The man kept smiling. "It's all up to you."

"Up to me?"

"It depends on the answer you give me."

Harriet crossed her arms. "What's the question?"

"Why didn't you self-report?"

"What kind of question is that?"

"One I'd like the answer to."

Harriet sighed. "Isn't it obvious? Self-report and you become the military's lapdog and test subject. I'd never get my freedom back. I'd be there for life."

"Do you feel free now?"

Free? You call ten hour shifts as a corporate drone, enslaved to the commute in and commute out, the deadlines, the subservience to the elites...you call that free?

Harriet didn't use that as an answer.

"What's it to you?" Harriet said instead.

"You could say what I'm really interested in is gathering information," the man explained. "I want to know the views and opinions of the common citizen. Not the state-mandated answer. The real answer."

Harriet took a step away, outside the umbrella, letting the rain drench her in its cold embrace once again. "This sounds like a set-up. Are you going to report me to the State Police?"

The man raised a calming hand. "Nothing of the sort. I'm on a mission, you see. One day, I'll hold the fate of this nation in my hands. By asking citizens how they feel, I can learn how to better handle that fate."

This guy's nuts. Maybe he's not even a Rddhi user. Maybe he's just some strung-out bum with nothing better to do.

Yet that look on his face...there's no doubt or fear or anxiety. It's...calm...in-tuned with...something, something much bigger than myself.

"I unlocked my Rddhi powers in college," Harriet found herself explaining, looking away from the man, feeling uneasy. The long-grip of the government through their watchdogs, the Staties, could be found across the city.

Oh well, I don't really plan on sticking around much longer anyway.

"The last mandatory Rddhi examinations are in high school since the odds of manifesting powers in college and beyond are so low," Harriet reflected. "I was relieved that if I had to unlock them, they at least came to me in college. There's nothing more I feared than belonging to something permanently, with no escape or opportunities for myself."

"And then..." the man lead on.

"And then...I became a slave to the system. Ironic, isn't it? Whether I was a user or not, I'd be a slave to something. There's no outlet, is there? You're a slave to the military establishment, I'm a slave to the corporate world. We'll wake up, go to work, and die, just like that, in the service of something that's only in it for itself, giving nothing back."

The man grinned. "I think you and I could be great friends."

"Friends? Get out of here. The last thing I want to do is get picked up by a guy in the park who recites cheap poetry then talks some bullshit about fate. I can handle everything myself, thank you very much. I can self-medicate, I can find ways out."

"You know, your Rddhi speaks just as much as you do," the man explained. "I can sense your Rddhi. Your Rddhi isolates itself from the wider field. But it's also flat. Bored. Given up on hope. You see, the universe ebbs and flows. Yours lies down, motionless, and keeps to itself."

"What do you know about me?"

"I've seen many types of Rddhi. And I've seen many types of people. There's a part of you that still wants to believe."
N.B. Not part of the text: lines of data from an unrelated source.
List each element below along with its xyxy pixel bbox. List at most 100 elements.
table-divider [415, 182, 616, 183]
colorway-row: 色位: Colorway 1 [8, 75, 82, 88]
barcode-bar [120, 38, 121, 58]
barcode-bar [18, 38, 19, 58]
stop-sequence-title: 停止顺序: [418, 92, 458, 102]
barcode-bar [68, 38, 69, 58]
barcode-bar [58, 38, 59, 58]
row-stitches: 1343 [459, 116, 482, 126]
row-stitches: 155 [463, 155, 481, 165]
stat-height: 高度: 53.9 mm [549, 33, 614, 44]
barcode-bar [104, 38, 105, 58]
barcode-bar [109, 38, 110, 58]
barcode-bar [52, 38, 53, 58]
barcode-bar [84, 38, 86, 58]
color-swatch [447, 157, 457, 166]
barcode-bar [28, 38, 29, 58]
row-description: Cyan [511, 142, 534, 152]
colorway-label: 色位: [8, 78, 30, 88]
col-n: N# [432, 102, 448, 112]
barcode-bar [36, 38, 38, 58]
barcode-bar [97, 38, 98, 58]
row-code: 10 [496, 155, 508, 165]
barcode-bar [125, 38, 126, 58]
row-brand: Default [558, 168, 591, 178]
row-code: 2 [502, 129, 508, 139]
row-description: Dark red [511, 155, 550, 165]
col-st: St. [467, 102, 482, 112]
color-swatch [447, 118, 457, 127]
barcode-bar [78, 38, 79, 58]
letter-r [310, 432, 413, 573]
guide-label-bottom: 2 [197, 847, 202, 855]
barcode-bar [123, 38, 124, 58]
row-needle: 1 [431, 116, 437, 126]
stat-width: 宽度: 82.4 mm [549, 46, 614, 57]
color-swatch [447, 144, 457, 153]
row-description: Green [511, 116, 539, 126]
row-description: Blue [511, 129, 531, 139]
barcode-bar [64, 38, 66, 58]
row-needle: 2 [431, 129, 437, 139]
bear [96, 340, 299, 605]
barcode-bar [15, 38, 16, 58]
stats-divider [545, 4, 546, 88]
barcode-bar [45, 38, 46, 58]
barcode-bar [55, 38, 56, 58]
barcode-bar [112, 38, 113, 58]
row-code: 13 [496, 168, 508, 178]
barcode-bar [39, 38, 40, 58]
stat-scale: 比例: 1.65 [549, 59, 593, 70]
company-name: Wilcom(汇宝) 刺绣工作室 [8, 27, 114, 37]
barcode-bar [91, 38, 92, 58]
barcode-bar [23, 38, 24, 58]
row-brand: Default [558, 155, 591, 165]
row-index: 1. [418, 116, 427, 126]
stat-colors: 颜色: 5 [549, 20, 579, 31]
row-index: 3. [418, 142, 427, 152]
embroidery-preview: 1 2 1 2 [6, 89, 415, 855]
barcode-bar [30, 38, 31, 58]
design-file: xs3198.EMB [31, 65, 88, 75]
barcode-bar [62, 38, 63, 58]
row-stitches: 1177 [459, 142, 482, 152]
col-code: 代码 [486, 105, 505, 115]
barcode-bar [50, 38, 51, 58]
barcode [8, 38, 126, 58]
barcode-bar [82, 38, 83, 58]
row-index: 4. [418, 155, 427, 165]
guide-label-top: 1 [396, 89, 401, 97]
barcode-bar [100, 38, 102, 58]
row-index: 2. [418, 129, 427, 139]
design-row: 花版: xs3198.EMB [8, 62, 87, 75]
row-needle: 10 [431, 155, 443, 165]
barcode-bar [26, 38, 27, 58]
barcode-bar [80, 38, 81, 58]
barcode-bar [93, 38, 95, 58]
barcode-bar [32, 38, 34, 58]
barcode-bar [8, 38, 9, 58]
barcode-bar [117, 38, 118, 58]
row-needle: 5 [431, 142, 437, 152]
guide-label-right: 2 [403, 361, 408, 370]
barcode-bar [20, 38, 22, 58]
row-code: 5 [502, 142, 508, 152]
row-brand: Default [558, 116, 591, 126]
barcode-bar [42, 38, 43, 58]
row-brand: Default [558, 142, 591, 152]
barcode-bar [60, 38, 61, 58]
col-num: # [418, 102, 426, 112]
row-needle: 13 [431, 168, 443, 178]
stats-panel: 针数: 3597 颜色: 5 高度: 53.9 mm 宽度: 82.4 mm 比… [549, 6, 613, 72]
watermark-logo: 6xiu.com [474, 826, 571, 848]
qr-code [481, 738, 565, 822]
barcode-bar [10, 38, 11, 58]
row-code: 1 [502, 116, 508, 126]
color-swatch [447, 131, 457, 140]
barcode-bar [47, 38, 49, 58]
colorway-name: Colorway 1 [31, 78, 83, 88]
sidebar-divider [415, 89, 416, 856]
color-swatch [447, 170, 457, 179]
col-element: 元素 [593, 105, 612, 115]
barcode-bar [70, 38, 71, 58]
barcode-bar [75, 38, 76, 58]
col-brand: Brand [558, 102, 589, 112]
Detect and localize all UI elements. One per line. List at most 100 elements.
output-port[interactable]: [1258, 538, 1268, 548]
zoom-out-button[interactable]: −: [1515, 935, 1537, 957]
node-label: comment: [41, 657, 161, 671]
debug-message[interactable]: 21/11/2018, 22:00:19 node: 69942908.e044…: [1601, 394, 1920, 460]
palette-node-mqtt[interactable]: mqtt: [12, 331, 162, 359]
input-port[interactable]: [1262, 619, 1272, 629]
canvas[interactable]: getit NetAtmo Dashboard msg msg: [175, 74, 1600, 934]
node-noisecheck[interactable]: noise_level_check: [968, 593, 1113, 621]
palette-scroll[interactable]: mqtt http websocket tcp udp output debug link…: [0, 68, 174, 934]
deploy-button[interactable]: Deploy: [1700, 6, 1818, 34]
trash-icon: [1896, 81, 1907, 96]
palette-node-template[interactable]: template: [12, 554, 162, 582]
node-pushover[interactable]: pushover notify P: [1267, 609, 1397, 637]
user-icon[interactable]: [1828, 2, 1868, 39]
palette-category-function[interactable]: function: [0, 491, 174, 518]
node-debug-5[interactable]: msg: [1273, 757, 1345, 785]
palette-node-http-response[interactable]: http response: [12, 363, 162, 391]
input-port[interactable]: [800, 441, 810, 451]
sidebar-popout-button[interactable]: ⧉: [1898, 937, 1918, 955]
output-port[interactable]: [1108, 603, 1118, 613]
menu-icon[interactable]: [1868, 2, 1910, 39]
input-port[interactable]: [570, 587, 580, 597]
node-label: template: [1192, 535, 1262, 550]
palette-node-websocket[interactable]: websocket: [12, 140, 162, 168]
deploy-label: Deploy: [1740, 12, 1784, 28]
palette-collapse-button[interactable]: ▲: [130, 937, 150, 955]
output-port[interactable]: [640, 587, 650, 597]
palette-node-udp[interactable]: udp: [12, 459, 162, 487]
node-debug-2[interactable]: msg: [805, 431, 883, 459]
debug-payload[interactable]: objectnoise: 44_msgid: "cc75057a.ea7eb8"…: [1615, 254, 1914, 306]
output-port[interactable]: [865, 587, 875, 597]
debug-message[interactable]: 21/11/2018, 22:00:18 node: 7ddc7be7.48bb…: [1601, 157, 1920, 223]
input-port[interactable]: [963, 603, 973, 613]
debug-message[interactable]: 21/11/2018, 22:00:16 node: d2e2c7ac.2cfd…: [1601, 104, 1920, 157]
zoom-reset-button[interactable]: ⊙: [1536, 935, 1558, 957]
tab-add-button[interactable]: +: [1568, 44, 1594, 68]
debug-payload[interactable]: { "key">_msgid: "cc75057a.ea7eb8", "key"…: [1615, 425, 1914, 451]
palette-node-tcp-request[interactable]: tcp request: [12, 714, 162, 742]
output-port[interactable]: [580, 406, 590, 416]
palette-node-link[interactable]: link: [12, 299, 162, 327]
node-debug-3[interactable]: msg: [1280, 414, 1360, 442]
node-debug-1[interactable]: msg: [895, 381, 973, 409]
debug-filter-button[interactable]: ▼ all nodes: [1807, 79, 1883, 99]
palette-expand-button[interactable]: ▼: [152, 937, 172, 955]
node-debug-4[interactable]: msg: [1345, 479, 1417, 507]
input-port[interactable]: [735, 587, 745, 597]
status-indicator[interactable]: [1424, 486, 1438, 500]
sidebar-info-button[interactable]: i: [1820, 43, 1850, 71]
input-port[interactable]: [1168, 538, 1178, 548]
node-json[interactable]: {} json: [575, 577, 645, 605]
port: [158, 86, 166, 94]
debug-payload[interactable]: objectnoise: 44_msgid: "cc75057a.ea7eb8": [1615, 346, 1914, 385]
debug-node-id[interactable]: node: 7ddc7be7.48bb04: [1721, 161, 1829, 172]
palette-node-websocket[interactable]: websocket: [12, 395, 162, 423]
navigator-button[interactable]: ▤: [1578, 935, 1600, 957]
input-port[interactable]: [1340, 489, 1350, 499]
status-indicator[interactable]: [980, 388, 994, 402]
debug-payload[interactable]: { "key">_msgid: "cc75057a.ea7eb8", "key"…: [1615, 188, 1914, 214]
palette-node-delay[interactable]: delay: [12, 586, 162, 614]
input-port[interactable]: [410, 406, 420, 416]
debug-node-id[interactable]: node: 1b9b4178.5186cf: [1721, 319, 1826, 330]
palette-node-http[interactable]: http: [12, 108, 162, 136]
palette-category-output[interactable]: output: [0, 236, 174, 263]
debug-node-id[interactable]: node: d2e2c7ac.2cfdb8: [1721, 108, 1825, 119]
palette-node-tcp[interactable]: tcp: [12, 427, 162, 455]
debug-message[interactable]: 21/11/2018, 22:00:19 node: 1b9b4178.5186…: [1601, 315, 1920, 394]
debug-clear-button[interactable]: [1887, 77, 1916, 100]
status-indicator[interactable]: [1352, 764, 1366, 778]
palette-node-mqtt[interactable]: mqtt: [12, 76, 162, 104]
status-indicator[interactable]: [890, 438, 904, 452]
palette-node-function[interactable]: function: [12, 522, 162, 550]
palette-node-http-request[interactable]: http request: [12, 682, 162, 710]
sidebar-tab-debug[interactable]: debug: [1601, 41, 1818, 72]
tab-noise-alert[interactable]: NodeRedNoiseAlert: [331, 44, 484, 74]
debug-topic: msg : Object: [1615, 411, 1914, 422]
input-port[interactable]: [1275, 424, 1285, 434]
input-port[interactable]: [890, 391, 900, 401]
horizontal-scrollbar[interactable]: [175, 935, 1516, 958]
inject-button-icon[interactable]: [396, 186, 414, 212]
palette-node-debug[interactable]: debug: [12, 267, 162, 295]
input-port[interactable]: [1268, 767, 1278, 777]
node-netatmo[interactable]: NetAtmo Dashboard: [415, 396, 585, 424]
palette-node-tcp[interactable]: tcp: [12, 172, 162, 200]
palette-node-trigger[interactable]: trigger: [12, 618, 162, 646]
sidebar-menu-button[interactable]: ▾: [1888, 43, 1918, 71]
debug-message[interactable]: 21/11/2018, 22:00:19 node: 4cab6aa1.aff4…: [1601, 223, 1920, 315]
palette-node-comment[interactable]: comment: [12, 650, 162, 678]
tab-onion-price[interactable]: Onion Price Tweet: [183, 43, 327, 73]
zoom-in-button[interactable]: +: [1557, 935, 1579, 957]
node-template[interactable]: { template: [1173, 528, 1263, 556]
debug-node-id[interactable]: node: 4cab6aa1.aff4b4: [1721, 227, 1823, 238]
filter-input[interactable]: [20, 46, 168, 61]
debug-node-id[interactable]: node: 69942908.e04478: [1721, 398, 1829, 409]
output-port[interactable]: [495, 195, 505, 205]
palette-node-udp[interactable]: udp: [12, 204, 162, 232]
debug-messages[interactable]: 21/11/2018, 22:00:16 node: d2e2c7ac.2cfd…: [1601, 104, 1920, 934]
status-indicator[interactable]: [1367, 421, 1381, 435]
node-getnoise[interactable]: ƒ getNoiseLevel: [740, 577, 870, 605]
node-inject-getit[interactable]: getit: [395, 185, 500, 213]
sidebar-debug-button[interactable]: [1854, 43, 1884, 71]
The man extended his hand. "Believe in me. I need Rddhi users like you. We can build a new fate for the nation."

Harriet backed away again. "What are you, some kind of cultist? Government informant? Get the hell out of here!"
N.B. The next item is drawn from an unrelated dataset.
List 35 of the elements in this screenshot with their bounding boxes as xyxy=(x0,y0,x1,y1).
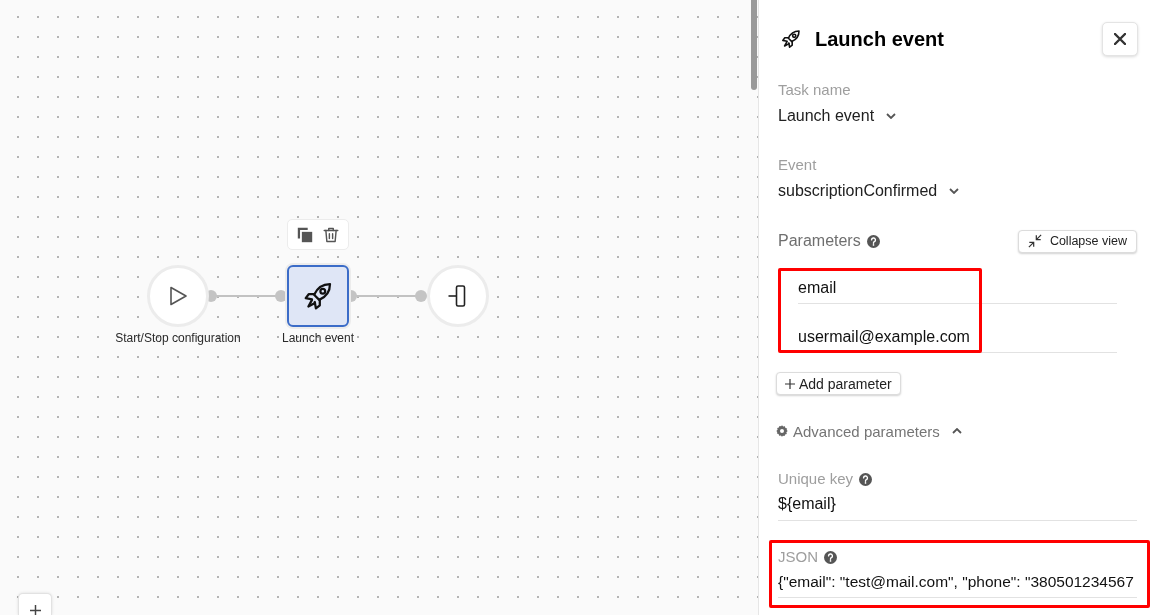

Red energy flared from Harriet's hand and a compass-and-pencil materialized out of her sleeve, sliding perfectly into her hand. "Get away from me!"

Harriet lunged, aiming the sharp ends of the pencil and compass point toward the man's heart. Aw, Christ, I've really done it now, Harriet realized, unable to stop her hand. I'm going to kill a man in uniform. It'll all be over. I can't escape from it now. This is it.
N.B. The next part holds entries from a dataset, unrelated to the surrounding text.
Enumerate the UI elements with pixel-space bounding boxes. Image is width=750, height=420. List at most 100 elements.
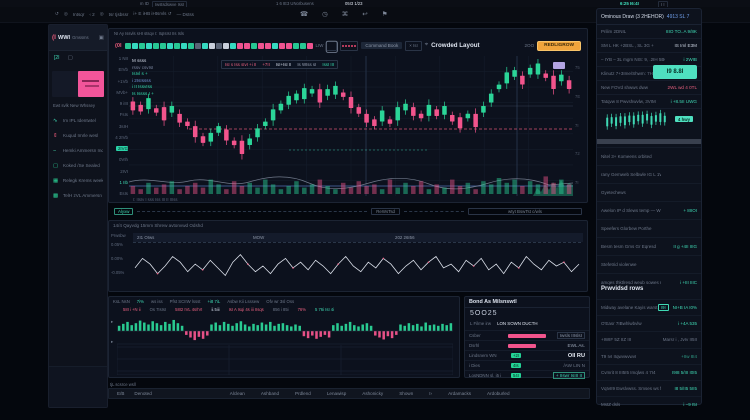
status-menu-item[interactable]: Lenawisp bbox=[327, 391, 346, 396]
status-menu-item[interactable]: Ashonicky bbox=[362, 391, 383, 396]
heat-square[interactable] bbox=[167, 43, 173, 49]
sparkline-svg[interactable] bbox=[605, 108, 667, 134]
heat-square[interactable] bbox=[300, 43, 306, 49]
legend-item[interactable]: M ssss bbox=[132, 58, 154, 63]
heat-square[interactable] bbox=[125, 43, 131, 49]
sidebar-item[interactable]: ∿ Im IPL Identwtel bbox=[49, 113, 107, 128]
legend-item[interactable]: rssv csvIsI bbox=[132, 65, 154, 70]
sidebar-item[interactable]: ▦ Relegk Krems week bbox=[49, 173, 107, 188]
order-row[interactable]: Csber Iwsls IIIslsI bbox=[465, 330, 589, 340]
legend-item[interactable]: i II IssvIss bbox=[132, 84, 154, 89]
heat-square[interactable] bbox=[258, 43, 264, 49]
candlestick-chart[interactable]: M ssss rssv csvIsIIsIvl s + i 2IsIssssi II… bbox=[129, 56, 573, 196]
toolbar-icon[interactable]: ⌘ bbox=[342, 10, 349, 18]
legend-item[interactable]: Is Issss I + bbox=[132, 91, 154, 96]
heat-square[interactable] bbox=[307, 43, 313, 49]
oscillator-svg[interactable] bbox=[133, 242, 581, 289]
heat-square[interactable] bbox=[209, 43, 215, 49]
retailers-box[interactable]: ReWsTsd bbox=[371, 208, 400, 215]
marker-icon[interactable]: ▸ bbox=[111, 339, 113, 345]
histogram-header-item[interactable]: 7i% bbox=[137, 299, 144, 304]
downtown-box[interactable]: wtyt BswTst c/wls bbox=[468, 208, 582, 215]
heat-square[interactable] bbox=[293, 43, 299, 49]
histogram-header-item[interactable]: Ofv wr 3sl Oss bbox=[266, 299, 294, 304]
sparkline-badge[interactable]: 4 hwy bbox=[675, 116, 693, 122]
workspace-switcher[interactable]: (I WWI Gmssms ▣ bbox=[49, 25, 107, 51]
status-menu-item[interactable]: Alclean bbox=[230, 391, 245, 396]
heat-square[interactable] bbox=[286, 43, 292, 49]
toolbar-icon[interactable]: ☎ bbox=[300, 10, 308, 18]
oscillator-column-label[interactable]: MOW bbox=[253, 235, 264, 240]
status-menu-item[interactable]: Prdlend bbox=[295, 391, 311, 396]
list-item[interactable]: Stefetrid violenwe bbox=[597, 255, 701, 273]
status-menu-item[interactable]: Shown bbox=[399, 391, 413, 396]
list-item[interactable]: Gyetechews bbox=[597, 183, 701, 201]
heat-square[interactable] bbox=[216, 43, 222, 49]
heat-square[interactable] bbox=[251, 43, 257, 49]
panel-divider[interactable] bbox=[597, 139, 701, 144]
provided-row[interactable]: Cvmrit 8 III5I5 Imqlws 4 7I4 I9I8 5/III … bbox=[597, 364, 701, 380]
new-window-icon[interactable]: ▣ bbox=[99, 35, 104, 41]
histogram-svg[interactable] bbox=[117, 315, 453, 375]
heat-square[interactable] bbox=[181, 43, 187, 49]
browser-control[interactable]: ◎ bbox=[64, 11, 68, 17]
toolbar-icon[interactable]: ↩ bbox=[362, 10, 367, 18]
list-item[interactable]: rany Gemweb Selbwle IG L 1WIH bbox=[597, 165, 701, 183]
order-row[interactable]: LosNDNN sl. i5 i 54I + IIswr IsIII II bbox=[465, 370, 589, 380]
alert-dots-box[interactable] bbox=[340, 41, 358, 51]
browser-control[interactable]: i+ E iHB iHtsrvls ↺ bbox=[133, 11, 171, 17]
order-row[interactable]: Lindsnem WN +2I OII RU bbox=[465, 350, 589, 360]
legend-item[interactable]: i 2IsIssss bbox=[132, 78, 154, 83]
order-row[interactable]: Dsrhl EWL As. bbox=[465, 340, 589, 350]
placeholder-icon[interactable]: ▢ bbox=[68, 55, 73, 61]
list-item[interactable]: Besm tesm Gms Gr Eqresd II g +4II IIIG bbox=[597, 237, 701, 255]
marker-icon[interactable]: ▸ bbox=[111, 319, 113, 325]
candlestick-svg[interactable] bbox=[129, 56, 573, 196]
toolbar-icon[interactable]: ⚑ bbox=[382, 10, 388, 18]
histogram-header-item[interactable]: Asbw Kii Lsssew bbox=[227, 299, 259, 304]
heat-square[interactable] bbox=[146, 43, 152, 49]
oscillator-column-label[interactable]: 2I1 OIws bbox=[137, 235, 154, 240]
provided-row[interactable]: Midway avelane Kayis warst I9I NI+B IA I… bbox=[597, 299, 701, 315]
toolbar-icon[interactable]: ◷ bbox=[322, 10, 328, 18]
command-book-button[interactable]: Command Book bbox=[361, 42, 402, 49]
provided-row[interactable]: T9 IvI IIqwvwvwvI +IIw 8I4 bbox=[597, 348, 701, 364]
status-menu-item[interactable]: Ardamacks bbox=[448, 391, 471, 396]
stat-row[interactable]: SM L HK +2BSL , SL 3G + IS Iml E3M bbox=[597, 39, 701, 53]
pin-icon[interactable]: ⌖ bbox=[425, 42, 428, 49]
sidebar-item[interactable]: − Hemki Ammersn Inqr bbox=[49, 143, 107, 158]
stat-row[interactable]: Prilim 2DNIL 8IO TO..A 9/8K bbox=[597, 25, 701, 39]
heat-square[interactable] bbox=[272, 43, 278, 49]
browser-control[interactable]: ‹ 2 bbox=[89, 12, 94, 17]
heat-square[interactable] bbox=[279, 43, 285, 49]
heat-square[interactable] bbox=[139, 43, 145, 49]
browser-control[interactable]: — Dstss bbox=[177, 12, 194, 17]
sidebar-item[interactable]: ▢ Koked /Se Sealed bbox=[49, 158, 107, 173]
heat-square[interactable] bbox=[174, 43, 180, 49]
heat-square[interactable] bbox=[223, 43, 229, 49]
histogram-header-item[interactable]: ws iss bbox=[151, 299, 163, 304]
browser-control[interactable]: ↺ bbox=[55, 11, 59, 17]
alerts-tag[interactable]: Alyxw bbox=[114, 208, 133, 215]
status-menu-item[interactable]: I› bbox=[429, 391, 432, 396]
grid-toggle-icon[interactable]: ▢ bbox=[326, 41, 337, 51]
status-menu-item[interactable]: Ashband bbox=[261, 391, 279, 396]
provided-row[interactable]: O'Easr 7IBwhlwbvlw i +4A 535 bbox=[597, 315, 701, 331]
histogram-header-item[interactable]: KsL NsN bbox=[113, 299, 130, 304]
browser-control[interactable]: tsr tjsbssr bbox=[109, 12, 129, 17]
legend-item[interactable]: IsIvl s + bbox=[132, 71, 154, 76]
provided-row[interactable]: MstZ dsls i −9 I5I bbox=[597, 396, 701, 412]
stat-row[interactable]: New FOVd shwws dww 2WL wd 4 0TL bbox=[597, 81, 701, 95]
promo-card[interactable] bbox=[52, 71, 104, 97]
close-filter-button[interactable]: × IsI bbox=[405, 41, 421, 51]
sidebar-item[interactable]: ⇕ Kuqud Imrle wesl bbox=[49, 128, 107, 143]
sidebar-item[interactable]: ▩ TelH zVL Ammersn bbox=[49, 188, 107, 203]
provided-row[interactable]: VqIvII9 Ewslvwss. Smses ws fwhslwel I8 5… bbox=[597, 380, 701, 396]
list-item[interactable]: Nitel 3+ Komeens orbited bbox=[597, 147, 701, 165]
heat-square[interactable] bbox=[160, 43, 166, 49]
browser-control[interactable]: Intsqr bbox=[73, 12, 85, 17]
status-left-item[interactable]: Denoted bbox=[134, 391, 151, 396]
heat-square[interactable] bbox=[237, 43, 243, 49]
provided-row[interactable]: +IWIF 5Z IIZ III Marsr i , JvIv II5II bbox=[597, 331, 701, 347]
browser-control[interactable]: ◎ bbox=[100, 11, 104, 17]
Her hand stopped. Harriet realized the man had grabbed it mid-swing, quick as a flash...without using any Rddhi at all.

Who...who is he?

"I appreciate the fire you just demonstrated," the man said calmly. "I told you, we'd work well together. But the error is on me for not selling my cause well enough to you."

Red, green, and blue energy swirled calmly around the man's arm, a perfect vortex that Harriet lost herself too.

"Here, let me show you..."

And for the first time in her life, Harriet saw the world clearly.